I didn't understand the scientific meaning behind the makeContrasts function and the difference among following example:

1) makeContrasts(B-A,C-B,C-A,levels=c("A","B","C"))

2) makeContrasts(contrasts="A-(B+C)/2",levels=c("A","B","C"))

3) x <- c("B-A","C-B","C-A")

makeContrasts(contrasts=x, levels=c("A","B","C"))

In particular for my analysis, What type of makeContrasts example I must to apply?

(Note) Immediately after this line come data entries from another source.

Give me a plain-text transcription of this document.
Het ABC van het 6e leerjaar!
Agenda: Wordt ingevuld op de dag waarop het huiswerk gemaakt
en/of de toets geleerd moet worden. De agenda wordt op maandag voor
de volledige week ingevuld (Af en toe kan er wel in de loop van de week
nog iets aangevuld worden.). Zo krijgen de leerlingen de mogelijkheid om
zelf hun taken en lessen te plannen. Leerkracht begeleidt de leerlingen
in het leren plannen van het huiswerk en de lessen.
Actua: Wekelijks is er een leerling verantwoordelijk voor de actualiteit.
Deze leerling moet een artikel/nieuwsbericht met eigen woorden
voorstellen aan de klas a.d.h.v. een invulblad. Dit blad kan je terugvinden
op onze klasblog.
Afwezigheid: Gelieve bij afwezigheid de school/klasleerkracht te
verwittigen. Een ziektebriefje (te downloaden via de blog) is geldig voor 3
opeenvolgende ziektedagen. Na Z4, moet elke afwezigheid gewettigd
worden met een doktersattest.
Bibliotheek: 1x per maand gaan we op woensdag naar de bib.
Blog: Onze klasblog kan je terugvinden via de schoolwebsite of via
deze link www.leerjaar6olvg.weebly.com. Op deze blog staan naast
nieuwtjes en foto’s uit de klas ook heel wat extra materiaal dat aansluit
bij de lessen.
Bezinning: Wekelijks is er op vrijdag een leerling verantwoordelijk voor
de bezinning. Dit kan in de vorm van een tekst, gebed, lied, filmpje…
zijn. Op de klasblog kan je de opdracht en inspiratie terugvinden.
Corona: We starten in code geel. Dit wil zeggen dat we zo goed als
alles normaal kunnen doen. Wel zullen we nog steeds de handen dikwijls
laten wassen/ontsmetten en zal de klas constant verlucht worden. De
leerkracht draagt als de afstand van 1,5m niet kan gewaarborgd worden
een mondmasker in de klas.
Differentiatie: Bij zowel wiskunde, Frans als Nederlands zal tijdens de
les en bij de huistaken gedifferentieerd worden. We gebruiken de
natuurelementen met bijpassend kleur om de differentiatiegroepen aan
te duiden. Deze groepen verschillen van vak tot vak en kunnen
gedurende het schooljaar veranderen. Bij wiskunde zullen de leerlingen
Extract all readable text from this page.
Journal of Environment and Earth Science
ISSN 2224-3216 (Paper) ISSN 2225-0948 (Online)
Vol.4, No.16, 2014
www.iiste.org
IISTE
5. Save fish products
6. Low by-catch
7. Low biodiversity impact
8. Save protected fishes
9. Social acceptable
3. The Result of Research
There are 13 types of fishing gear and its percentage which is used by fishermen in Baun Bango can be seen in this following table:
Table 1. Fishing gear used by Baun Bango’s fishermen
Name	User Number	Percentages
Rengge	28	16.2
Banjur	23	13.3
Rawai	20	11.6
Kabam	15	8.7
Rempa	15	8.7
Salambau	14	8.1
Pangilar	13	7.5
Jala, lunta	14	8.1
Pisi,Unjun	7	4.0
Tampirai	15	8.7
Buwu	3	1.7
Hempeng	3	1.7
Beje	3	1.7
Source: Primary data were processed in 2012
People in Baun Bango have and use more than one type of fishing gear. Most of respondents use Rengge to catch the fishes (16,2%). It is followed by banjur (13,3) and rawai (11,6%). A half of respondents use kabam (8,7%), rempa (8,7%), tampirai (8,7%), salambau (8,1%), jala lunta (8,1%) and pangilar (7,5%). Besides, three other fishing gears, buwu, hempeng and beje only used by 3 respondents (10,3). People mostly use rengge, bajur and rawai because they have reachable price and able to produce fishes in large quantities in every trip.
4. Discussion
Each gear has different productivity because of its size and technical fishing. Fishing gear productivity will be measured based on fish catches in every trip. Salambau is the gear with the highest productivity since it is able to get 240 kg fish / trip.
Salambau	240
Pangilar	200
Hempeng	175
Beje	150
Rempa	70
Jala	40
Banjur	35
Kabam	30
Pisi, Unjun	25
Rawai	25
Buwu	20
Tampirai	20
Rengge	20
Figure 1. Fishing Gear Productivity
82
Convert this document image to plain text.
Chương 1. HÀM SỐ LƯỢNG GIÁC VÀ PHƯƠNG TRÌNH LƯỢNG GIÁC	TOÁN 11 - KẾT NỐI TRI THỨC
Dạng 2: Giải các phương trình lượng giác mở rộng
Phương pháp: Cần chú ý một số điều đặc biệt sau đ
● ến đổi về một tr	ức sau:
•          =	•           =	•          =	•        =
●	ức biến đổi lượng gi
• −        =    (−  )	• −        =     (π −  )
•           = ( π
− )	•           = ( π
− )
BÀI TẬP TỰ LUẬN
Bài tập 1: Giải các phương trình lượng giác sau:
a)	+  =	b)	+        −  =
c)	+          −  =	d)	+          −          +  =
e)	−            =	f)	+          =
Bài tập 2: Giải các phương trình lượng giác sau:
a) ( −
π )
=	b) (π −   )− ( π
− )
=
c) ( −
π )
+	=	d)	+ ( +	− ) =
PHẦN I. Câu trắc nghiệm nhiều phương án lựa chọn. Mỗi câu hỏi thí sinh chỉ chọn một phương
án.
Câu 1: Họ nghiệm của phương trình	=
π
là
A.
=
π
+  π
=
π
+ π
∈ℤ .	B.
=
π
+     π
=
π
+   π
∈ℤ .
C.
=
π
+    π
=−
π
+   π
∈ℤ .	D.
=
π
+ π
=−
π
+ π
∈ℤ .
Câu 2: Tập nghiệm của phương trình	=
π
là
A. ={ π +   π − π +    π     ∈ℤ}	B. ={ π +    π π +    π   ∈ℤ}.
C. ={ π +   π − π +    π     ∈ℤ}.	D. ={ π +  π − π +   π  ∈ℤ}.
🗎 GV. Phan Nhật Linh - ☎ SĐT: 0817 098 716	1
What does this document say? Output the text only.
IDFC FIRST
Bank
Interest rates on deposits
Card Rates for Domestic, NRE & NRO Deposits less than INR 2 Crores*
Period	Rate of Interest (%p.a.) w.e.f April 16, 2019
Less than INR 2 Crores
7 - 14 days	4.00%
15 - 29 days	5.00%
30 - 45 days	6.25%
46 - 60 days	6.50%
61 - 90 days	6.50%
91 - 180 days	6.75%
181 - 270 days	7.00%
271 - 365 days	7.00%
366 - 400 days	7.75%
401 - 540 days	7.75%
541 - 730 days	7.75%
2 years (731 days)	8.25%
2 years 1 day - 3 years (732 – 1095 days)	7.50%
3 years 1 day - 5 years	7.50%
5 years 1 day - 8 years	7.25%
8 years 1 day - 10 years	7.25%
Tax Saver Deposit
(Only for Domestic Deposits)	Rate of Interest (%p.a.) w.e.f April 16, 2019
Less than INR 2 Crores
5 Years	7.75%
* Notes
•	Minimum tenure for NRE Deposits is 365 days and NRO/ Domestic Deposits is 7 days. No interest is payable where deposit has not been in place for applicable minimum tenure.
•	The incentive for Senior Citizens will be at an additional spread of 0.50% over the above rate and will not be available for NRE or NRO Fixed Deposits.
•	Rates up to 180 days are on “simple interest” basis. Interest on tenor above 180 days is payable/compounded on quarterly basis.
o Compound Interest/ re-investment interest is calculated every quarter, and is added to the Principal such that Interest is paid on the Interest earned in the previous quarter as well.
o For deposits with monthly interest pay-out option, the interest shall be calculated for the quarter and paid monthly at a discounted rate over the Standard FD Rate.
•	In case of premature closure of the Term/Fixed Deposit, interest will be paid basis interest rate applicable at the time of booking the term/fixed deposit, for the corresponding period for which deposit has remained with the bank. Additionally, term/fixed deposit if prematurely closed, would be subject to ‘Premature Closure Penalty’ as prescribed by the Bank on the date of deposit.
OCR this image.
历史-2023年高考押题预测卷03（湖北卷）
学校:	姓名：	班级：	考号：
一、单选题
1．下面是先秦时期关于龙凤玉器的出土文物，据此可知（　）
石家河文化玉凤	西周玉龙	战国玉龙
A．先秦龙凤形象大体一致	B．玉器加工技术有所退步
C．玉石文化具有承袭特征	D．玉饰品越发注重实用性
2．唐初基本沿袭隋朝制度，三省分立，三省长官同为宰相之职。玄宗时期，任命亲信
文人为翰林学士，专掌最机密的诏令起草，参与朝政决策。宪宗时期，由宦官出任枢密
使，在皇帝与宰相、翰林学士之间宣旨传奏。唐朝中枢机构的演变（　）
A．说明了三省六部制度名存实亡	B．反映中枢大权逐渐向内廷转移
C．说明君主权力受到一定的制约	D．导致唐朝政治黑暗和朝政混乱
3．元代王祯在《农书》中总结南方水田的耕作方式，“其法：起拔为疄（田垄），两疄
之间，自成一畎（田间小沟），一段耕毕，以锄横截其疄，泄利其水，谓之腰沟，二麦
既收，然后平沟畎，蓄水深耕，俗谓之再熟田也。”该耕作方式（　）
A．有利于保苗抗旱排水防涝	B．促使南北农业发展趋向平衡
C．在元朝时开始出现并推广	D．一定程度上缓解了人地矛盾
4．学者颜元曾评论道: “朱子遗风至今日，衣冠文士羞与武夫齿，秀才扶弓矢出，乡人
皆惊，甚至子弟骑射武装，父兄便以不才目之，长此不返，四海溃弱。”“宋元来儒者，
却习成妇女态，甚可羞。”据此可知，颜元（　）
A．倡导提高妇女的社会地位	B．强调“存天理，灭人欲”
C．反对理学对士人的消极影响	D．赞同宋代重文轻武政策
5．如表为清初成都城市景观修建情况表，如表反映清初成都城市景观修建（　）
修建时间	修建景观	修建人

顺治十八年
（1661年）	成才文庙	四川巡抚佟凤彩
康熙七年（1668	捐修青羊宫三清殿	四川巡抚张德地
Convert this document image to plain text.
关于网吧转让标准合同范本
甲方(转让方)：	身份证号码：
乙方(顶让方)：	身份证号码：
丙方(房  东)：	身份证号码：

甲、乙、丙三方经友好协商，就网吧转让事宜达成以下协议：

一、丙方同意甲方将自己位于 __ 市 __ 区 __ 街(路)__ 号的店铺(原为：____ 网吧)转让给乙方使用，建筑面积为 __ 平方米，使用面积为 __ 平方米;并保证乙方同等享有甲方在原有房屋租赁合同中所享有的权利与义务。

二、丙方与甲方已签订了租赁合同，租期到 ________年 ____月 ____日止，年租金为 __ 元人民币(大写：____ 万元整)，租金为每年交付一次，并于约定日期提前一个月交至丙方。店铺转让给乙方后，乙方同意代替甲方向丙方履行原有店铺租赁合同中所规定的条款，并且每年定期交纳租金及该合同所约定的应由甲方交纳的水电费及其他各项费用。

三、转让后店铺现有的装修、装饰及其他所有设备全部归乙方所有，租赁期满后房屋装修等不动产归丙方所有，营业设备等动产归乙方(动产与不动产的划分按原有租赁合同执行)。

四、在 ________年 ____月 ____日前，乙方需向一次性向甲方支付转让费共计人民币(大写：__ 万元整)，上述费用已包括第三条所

I'm thinking to do an iterative procedure that compares one tissue at a time whit others all;

For example:

the first comparison is:

makeContrasts(contrasts="A-(B+C)/2",levels=c("A","B","C"))

the second is:

makeContrasts(contrasts="B-(A+C)/2",levels=c("A","B","C"))

the third is:

makeContrasts(contrasts="C-(A+B)/2",levels=c("A","B","C"))

and so on, if there are over three tissues. It's right? If this approach is wrong, How should I proceed?

Furthermore, What is the scientific difference among following example?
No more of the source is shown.